A three-judge panel in the U.S. Court of Appeals for the District of Columbia Circuit denied a motion by the Standing Rock Sioux and Cheyenne River Sioux tribes, noting that they had failed to “satisfy the stringent requirements for an injunction pending appeal.” As a result, DAPL could start operations while ongoing legal action by the tribes is pending.

Cross-motions by the tribes and the U.S. Army Corps of Engineers seeking a summary judgment could be resolved in the next three or four weeks, according to Christi Tezak, managing director at ClearView Energy Partners LLC. “While the litigation may continue, the pipeline would most likely be in service and delivering oil while the courts consider the merits of the Sioux’ challenges and/or potential appeals,” Tezak said.

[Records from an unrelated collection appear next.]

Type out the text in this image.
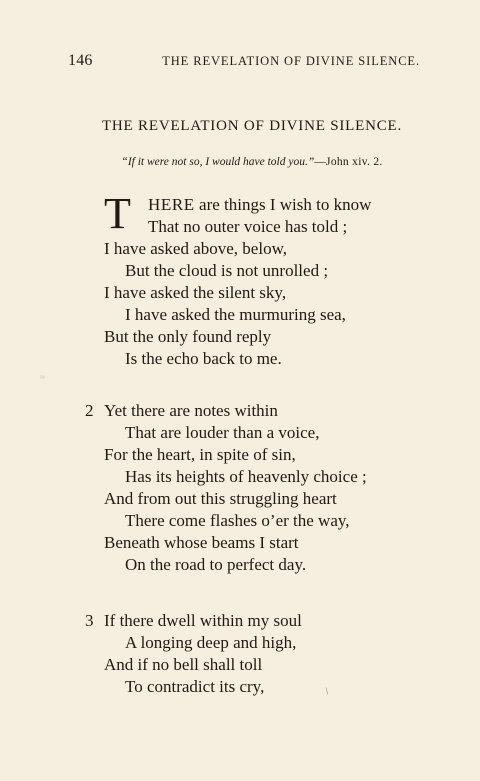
146	THE REVELATION OF DIVINE SILENCE.
THE REVELATION OF DIVINE SILENCE.
“If it were not so, I would have told you.”—John xiv. 2.
T HERE are things I wish to know
That no outer voice has told ;
I have asked above, below,
But the cloud is not unrolled ;
I have asked the silent sky,
I have asked the murmuring sea,
But the only found reply
Is the echo back to me.
≈
2 Yet there are notes within
That are louder than a voice,
For the heart, in spite of sin,
Has its heights of heavenly choice ;
And from out this struggling heart
There come flashes o’er the way,
Beneath whose beams I start
On the road to perfect day.
3 If there dwell within my soul
A longing deep and high,
And if no bell shall toll
To contradict its cry,	/
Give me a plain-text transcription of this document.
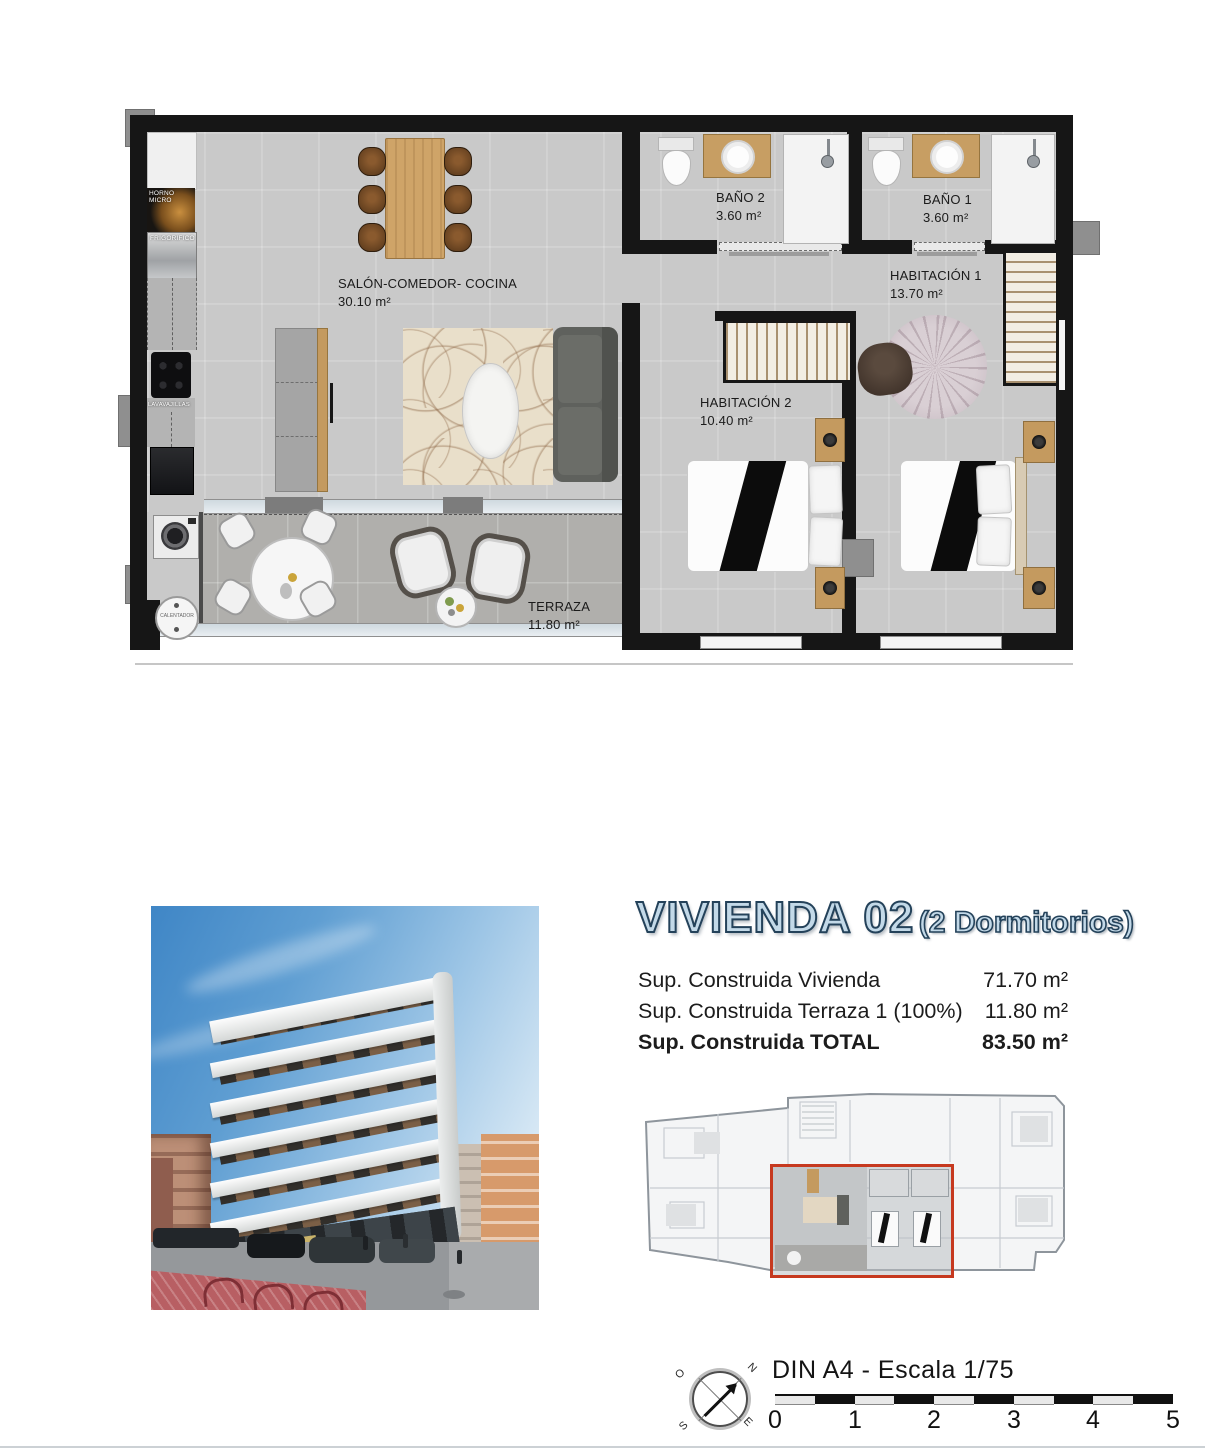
HORNO MICRO
FRIGORIFICO
LAVAVAJILLAS
CALENTADOR
SALÓN-COMEDOR- COCINA
30.10 m²
BAÑO 2
3.60 m²
BAÑO 1
3.60 m²
HABITACIÓN 1
13.70 m²
HABITACIÓN 2
10.40 m²
TERRAZA
11.80 m²
VIVIENDA 02 (2 Dormitorios)
Sup. Construida Vivienda	71.70 m²
Sup. Construida Terraza 1 (100%) 11.80 m²
Sup. Construida TOTAL	83.50 m²
N
O
S	E
DIN A4 - Escala 1/75
0	1	2	3	4	5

The Midwest Alliance for Infrastructure Now (MAIN), which supports the project, said it “expects construction of the pipeline to be completed within the next few days and oil to move through the double-walled pipeline under the lake early [this coming] week.”

“The courts’ consistent support of the pipeline in these proceedings is the result of the company’s and Army Corps of Engineers’ dogged compliance with all applicable laws and regulations,” said MAIN spokesperson Craig Stevens. “Although it is frustrating that those opposing DAPL are using the courts in a seemingly endless attempt to thwart this lawful project, we are heartened that the judges have continued to rule on the merits.”

Judge Patrick Millett, concurring with the denial of the two other judges on the court of appeals panel, Brett Kavanaugh and Robert Wilkins, noted that the tribes’ basis for seeking an injunction was tied solely to the Religious Freedom Restoration Act (RFRA), even though the district court had yet to decide whether it was going to allow the RFRA claim in the case. “That means that the tribe is asking this court to grant an injunction pending appeal on the basis of a legal claim that, at this procedural juncture, has not yet even been accepted as an issue in the litigation,” Millett said.

“Further weighing against a grant of injunctive relief is the tribe’s unexplained untimeliness in raising the religious freedom act preliminary-injunction claim.”